Miller’s class, “Essentials of Leadership,” has 15 students--12 of them women--and they meet each Friday afternoon in Meigs Hall. He has assigned five books for classroom study and keeps up with students through e-mail and in lunches with groups of three students for more in-depth conversations on issues of leadership.
Students in the Franklin College normally enroll for five classes per semester, but this is the second year the college and the Honors Program are offering an additional one-credit freshman seminar. Faculty members use pass-fail designations for seminars at the 1010 level and traditional A-F grading for classes at the 1020 level. Most freshman seminars meet for one hour each week, and they are being taught by some of the most distinguished members of the faculty.
Wyatt Anderson, dean of the Franklin College and a professor of genetics, says that students were immediately engaged by the themes in his seminar, “Biology and Human Affairs,” being taught in the Brumby Hall conference room late on Monday afternoons.
“I’ve enjoyed the location, because it’s part of the university’s effort to bring academics to student life in the residence halls,” Anderson says. “We are largely talking about social and ethical issues in science and how different cultures see these problems. For instance, genetically engineered foods are not a major problem in the United States, but they are a huge problem in Europe.”
Thomas Dyer, interim vice president for instruction and associate provost, teaches a course called “Understanding the Modern University,” a subject about which freshmen are often uninformed. His class also meets in the Brumby Hall conference room.

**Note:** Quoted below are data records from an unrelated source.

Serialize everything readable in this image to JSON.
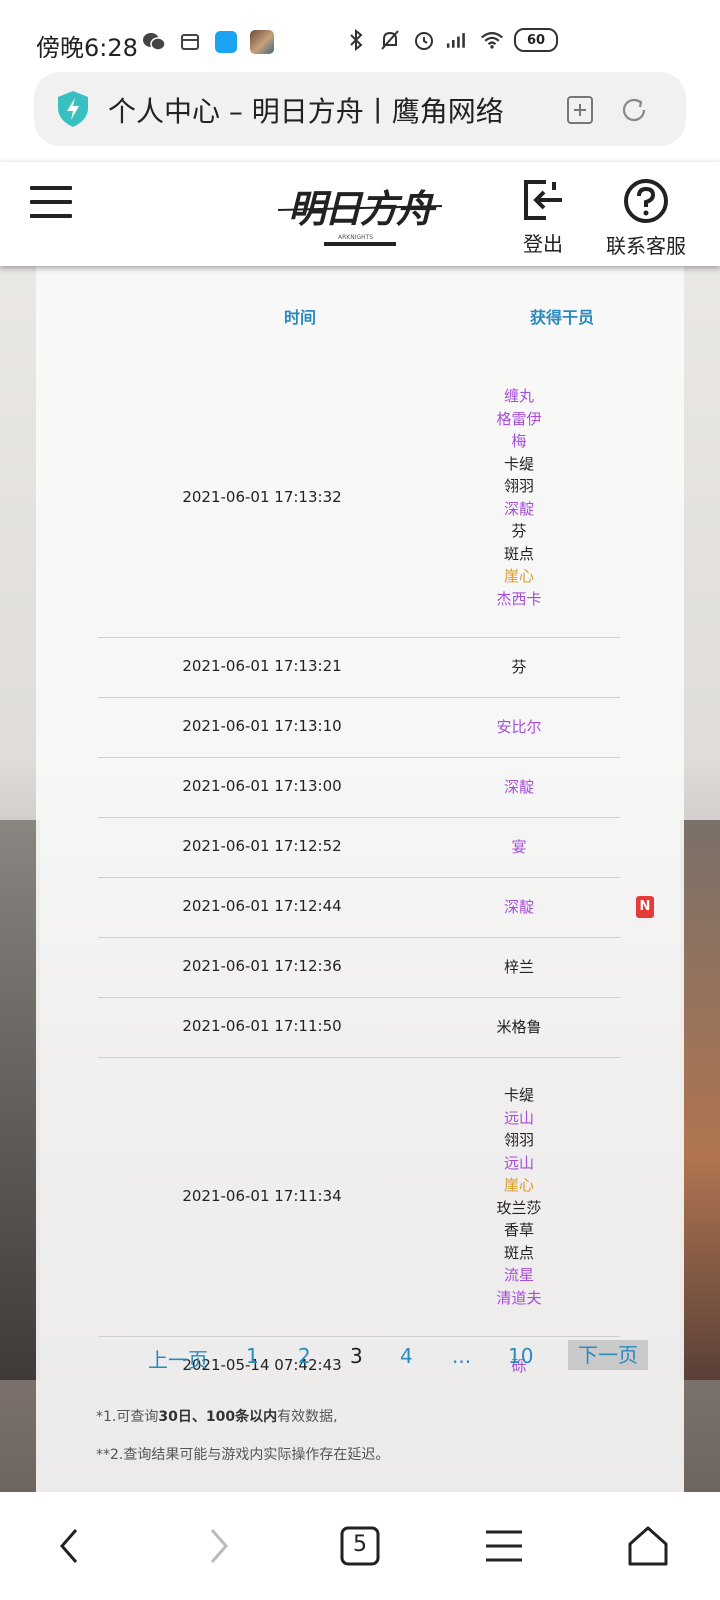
{
  "status_bar": {
    "time": "傍晚6:28",
    "battery": "60",
    "icons_left": [
      "wechat-icon",
      "message-icon",
      "app-blue-icon",
      "app-avatar-icon"
    ],
    "icons_right": [
      "bluetooth-icon",
      "mute-icon",
      "alarm-icon",
      "signal-icon",
      "wifi-icon",
      "battery-icon"
    ]
  },
  "browser": {
    "url_title": "个人中心 – 明日方舟丨鹰角网络",
    "shield_color": "#38c0c0"
  },
  "header": {
    "logout_label": "登出",
    "support_label": "联系客服",
    "logo_text": "明日方舟",
    "logo_subtext": "ARKNIGHTS"
  },
  "table": {
    "col_time": "时间",
    "col_operator": "获得干员",
    "rows": [
      {
        "time": "2021-06-01 17:13:32",
        "ops": [
          {
            "name": "缠丸",
            "rarity": "purple"
          },
          {
            "name": "格雷伊",
            "rarity": "purple"
          },
          {
            "name": "梅",
            "rarity": "purple"
          },
          {
            "name": "卡缇",
            "rarity": "black"
          },
          {
            "name": "翎羽",
            "rarity": "black"
          },
          {
            "name": "深靛",
            "rarity": "purple"
          },
          {
            "name": "芬",
            "rarity": "black"
          },
          {
            "name": "斑点",
            "rarity": "black"
          },
          {
            "name": "崖心",
            "rarity": "gold"
          },
          {
            "name": "杰西卡",
            "rarity": "purple"
          }
        ]
      },
      {
        "time": "2021-06-01 17:13:21",
        "ops": [
          {
            "name": "芬",
            "rarity": "black"
          }
        ]
      },
      {
        "time": "2021-06-01 17:13:10",
        "ops": [
          {
            "name": "安比尔",
            "rarity": "purple"
          }
        ]
      },
      {
        "time": "2021-06-01 17:13:00",
        "ops": [
          {
            "name": "深靛",
            "rarity": "purple"
          }
        ]
      },
      {
        "time": "2021-06-01 17:12:52",
        "ops": [
          {
            "name": "宴",
            "rarity": "purple"
          }
        ]
      },
      {
        "time": "2021-06-01 17:12:44",
        "ops": [
          {
            "name": "深靛",
            "rarity": "purple"
          }
        ],
        "badge": "N"
      },
      {
        "time": "2021-06-01 17:12:36",
        "ops": [
          {
            "name": "梓兰",
            "rarity": "black"
          }
        ]
      },
      {
        "time": "2021-06-01 17:11:50",
        "ops": [
          {
            "name": "米格鲁",
            "rarity": "black"
          }
        ]
      },
      {
        "time": "2021-06-01 17:11:34",
        "ops": [
          {
            "name": "卡缇",
            "rarity": "black"
          },
          {
            "name": "远山",
            "rarity": "purple"
          },
          {
            "name": "翎羽",
            "rarity": "black"
          },
          {
            "name": "远山",
            "rarity": "purple"
          },
          {
            "name": "崖心",
            "rarity": "gold"
          },
          {
            "name": "玫兰莎",
            "rarity": "black"
          },
          {
            "name": "香草",
            "rarity": "black"
          },
          {
            "name": "斑点",
            "rarity": "black"
          },
          {
            "name": "流星",
            "rarity": "purple"
          },
          {
            "name": "清道夫",
            "rarity": "purple"
          }
        ]
      },
      {
        "time": "2021-05-14 07:42:43",
        "ops": [
          {
            "name": "砾",
            "rarity": "purple"
          }
        ]
      }
    ]
  },
  "pagination": {
    "prev": "上一页",
    "pages": [
      "1",
      "2",
      "3",
      "4",
      "...",
      "10"
    ],
    "current": "3",
    "next": "下一页"
  },
  "notes": {
    "note1_prefix": "*1.可查询",
    "note1_bold": "30日、100条以内",
    "note1_suffix": "有效数据,",
    "note2": "**2.查询结果可能与游戏内实际操作存在延迟。"
  },
  "nav": {
    "tab_count": "5"
  },
  "colors": {
    "accent": "#2a8abf",
    "purple": "#a64fd6",
    "gold": "#d99b2b",
    "badge": "#e53b3b"
  }
}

“It’s an entirely different atmosphere from teaching in one of the big classroom buildings,” Dyers says. “It seems much more collegial, even though we’re teaching in a high-rise.”
Jere Morehead, associate provost and director of the Honors Program, which co-sponsors the seminars, emphasizes the general educational value of freshman seminars.
“From the time new students begin their journey at UGA, we must remind them of the importance of curiosity and learning as lifelong pursuits,” he says. “The freshman seminar program promotes such values and creates an important link between the faculty and the student body in a personal and meaningful way. I believe the program has generated great enthusiasm for learning and has helped develop positive relationships between students and our very best faculty.”
Hugh Ruppersburg, associate dean of the Franklin College and a professor of English, teaches a seminar on Georgia poets.
“What is probably most significant is how the students feel about the seminar location in Brumby Hall, especially those who live there,” he says. “The atmosphere is much more relaxed, which may well be a result of the late-afternoon time.”
The seminars are, in fact, taught all over campus. “Science as a Human Activity” is taught in the chemistry building by James Anderson of the chemistry department; a class called “Klansmen, Neo-Nazis and Today’s White Supremacy Movement,” taught by E.M. Beck, head of the department of sociology, is in Baldwin Hall.
“The title of my seminar is ‘Black, White and Southern: Variations on a Theme,’” says John Inscoe, an associate professor of history and editor of the Georgia Historical Quarterly. “It has been very interesting and revealing to me to feel these students out on issues of race--their experiences, their perceptions, their knowledge.”
“Politicians always looked at me as a teacher, and teachers always looked at me as a politician,” says former Gov. Miller, laughing. “But I’ve always thought of myself as a teacher.”
Maybe some day Patrick Kunes will be teaching his poetry to freshmen, too.